Au retour des vacances, elle est revenue avec une clé usb, et dedans, un texte conséquent, qu’elle a tapé à l’ordinateur, avec en plus plusieurs scènes en photo. Elle avait imaginé par exemple une petite bassine avec de l’eau pour faire une piscine. On voyait qu’elle s’était fait plaisir. On a poursuivi le travail en classe : toiletter le texte, insérer les photos, plastifier et relier son livre. Elle a réalisé une 4ème de couverture pour résumer l’histoire et parler d’elle en tant qu’auteur à la 3ème personne, avec sa photo. Ça a fait un très joli petit livre, qu’elle a été très fière de présenter au « Super, c’est vendredi ! » (c’est un petit moment rituel de présentation de travaux d’élèves sur toute l’école)
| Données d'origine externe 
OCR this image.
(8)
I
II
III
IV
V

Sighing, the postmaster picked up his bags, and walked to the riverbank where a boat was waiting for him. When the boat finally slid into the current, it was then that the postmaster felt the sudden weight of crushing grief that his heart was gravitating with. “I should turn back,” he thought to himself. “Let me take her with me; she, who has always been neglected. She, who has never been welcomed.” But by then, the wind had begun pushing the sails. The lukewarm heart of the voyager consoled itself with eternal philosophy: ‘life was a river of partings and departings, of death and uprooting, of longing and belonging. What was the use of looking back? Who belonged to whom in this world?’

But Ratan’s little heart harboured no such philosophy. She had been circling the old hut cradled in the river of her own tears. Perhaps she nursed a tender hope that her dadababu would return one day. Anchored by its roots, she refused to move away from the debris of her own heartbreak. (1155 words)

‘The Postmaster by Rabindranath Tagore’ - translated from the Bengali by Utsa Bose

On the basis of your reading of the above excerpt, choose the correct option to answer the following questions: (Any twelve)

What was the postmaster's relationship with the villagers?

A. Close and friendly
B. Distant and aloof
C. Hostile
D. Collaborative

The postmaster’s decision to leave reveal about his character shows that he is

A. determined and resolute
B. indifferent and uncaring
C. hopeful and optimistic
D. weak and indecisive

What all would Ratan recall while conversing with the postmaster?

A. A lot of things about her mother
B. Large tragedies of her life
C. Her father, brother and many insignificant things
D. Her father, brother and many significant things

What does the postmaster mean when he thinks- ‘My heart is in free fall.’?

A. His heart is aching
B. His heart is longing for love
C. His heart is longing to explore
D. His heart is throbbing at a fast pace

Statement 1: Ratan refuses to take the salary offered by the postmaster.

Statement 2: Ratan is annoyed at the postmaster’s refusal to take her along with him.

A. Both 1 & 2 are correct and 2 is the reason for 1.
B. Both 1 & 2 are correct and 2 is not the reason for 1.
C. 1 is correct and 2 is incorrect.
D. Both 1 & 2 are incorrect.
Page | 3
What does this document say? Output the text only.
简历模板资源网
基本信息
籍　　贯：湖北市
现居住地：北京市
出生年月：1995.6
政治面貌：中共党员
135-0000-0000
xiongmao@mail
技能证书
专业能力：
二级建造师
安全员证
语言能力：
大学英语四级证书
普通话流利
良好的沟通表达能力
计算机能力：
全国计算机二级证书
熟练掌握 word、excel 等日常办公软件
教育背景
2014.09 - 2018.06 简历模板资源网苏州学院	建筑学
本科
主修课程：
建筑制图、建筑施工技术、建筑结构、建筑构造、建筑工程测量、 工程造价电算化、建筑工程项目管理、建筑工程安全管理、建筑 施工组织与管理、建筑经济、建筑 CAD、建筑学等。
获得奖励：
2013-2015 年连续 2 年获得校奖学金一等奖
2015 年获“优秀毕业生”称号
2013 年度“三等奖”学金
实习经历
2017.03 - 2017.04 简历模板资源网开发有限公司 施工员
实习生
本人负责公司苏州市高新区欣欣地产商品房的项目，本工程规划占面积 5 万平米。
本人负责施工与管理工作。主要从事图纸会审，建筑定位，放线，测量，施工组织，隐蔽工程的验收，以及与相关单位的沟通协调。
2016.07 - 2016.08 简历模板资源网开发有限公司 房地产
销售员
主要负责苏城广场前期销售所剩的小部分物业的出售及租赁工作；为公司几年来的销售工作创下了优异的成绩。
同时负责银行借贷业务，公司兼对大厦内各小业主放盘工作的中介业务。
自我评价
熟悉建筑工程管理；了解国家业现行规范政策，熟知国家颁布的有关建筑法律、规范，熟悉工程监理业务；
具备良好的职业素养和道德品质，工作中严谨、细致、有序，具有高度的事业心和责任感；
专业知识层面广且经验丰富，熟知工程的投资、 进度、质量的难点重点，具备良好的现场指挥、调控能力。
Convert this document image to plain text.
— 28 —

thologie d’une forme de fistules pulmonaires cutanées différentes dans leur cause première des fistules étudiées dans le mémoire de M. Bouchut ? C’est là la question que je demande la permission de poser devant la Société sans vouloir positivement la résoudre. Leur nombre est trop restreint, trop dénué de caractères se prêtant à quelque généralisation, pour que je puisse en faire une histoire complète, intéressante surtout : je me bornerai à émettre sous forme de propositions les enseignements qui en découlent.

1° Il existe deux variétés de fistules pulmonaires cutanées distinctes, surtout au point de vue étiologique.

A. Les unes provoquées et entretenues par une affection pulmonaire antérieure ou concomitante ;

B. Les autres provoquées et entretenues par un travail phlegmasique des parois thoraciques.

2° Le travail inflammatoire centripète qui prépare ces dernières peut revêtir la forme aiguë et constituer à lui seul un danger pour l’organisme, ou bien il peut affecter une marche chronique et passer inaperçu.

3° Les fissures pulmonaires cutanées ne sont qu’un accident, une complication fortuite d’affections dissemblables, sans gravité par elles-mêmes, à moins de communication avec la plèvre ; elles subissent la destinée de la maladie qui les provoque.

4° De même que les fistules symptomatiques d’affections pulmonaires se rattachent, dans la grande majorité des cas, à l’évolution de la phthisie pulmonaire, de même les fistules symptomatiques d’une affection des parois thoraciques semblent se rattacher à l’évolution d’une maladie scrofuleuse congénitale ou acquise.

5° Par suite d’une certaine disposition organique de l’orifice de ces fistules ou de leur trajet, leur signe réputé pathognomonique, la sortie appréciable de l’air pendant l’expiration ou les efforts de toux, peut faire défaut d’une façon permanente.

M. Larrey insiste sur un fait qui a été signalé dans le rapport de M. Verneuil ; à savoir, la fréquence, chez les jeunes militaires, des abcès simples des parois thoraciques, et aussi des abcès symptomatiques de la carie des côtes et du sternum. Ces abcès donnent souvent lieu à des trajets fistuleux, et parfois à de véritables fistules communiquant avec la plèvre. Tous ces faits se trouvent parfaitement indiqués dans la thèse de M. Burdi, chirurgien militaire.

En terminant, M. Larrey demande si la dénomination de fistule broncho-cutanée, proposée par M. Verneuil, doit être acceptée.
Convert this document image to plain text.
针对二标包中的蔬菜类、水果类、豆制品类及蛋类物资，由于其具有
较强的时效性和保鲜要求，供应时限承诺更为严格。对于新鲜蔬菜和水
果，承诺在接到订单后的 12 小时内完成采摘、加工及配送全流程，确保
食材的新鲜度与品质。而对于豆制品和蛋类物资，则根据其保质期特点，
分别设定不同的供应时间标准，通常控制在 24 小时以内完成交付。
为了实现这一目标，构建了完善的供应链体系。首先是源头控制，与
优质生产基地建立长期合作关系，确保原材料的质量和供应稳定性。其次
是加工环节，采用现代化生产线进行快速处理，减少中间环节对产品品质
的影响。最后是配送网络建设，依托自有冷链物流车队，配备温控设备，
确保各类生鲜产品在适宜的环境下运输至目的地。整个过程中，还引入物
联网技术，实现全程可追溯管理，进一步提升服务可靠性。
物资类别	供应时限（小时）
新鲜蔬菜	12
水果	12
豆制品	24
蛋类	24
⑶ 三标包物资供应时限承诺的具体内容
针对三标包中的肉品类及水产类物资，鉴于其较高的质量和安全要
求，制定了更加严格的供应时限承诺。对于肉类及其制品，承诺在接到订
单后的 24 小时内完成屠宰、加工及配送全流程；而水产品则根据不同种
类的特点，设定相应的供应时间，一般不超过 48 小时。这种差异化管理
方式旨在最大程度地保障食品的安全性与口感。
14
Ça a eu l’effet d’une tache d’huile. Plein de désirs de petits livres ont surgi dans la classe. Nous en sommes à sept-huit, pas toujours autour des Playmobil. Les enfants dessinent et illustrent eux-mêmes leurs histoires. Quant à cette petite fille-là, elle en est à son troisième livre. De plus, elle s’est fait offrir des Playmobil à Noël et pour son anniversaire.
Ça a vraiment levé une inhibition chez elle par rapport à l’écriture, ça a mis du sens là où il n’y en avait pas pour elle. Le fait de pouvoir mettre en écrit des jeux qu’elle se racontait spontanément l’a aidée. De plus, l’aboutissement sous forme d’objet-livre justifiait alors tous les efforts qu’elle faisait dans l’écriture.
Sabine Gessain
Chaque mercredi retrouvez « La Classe plaisir » et ses moments précieux…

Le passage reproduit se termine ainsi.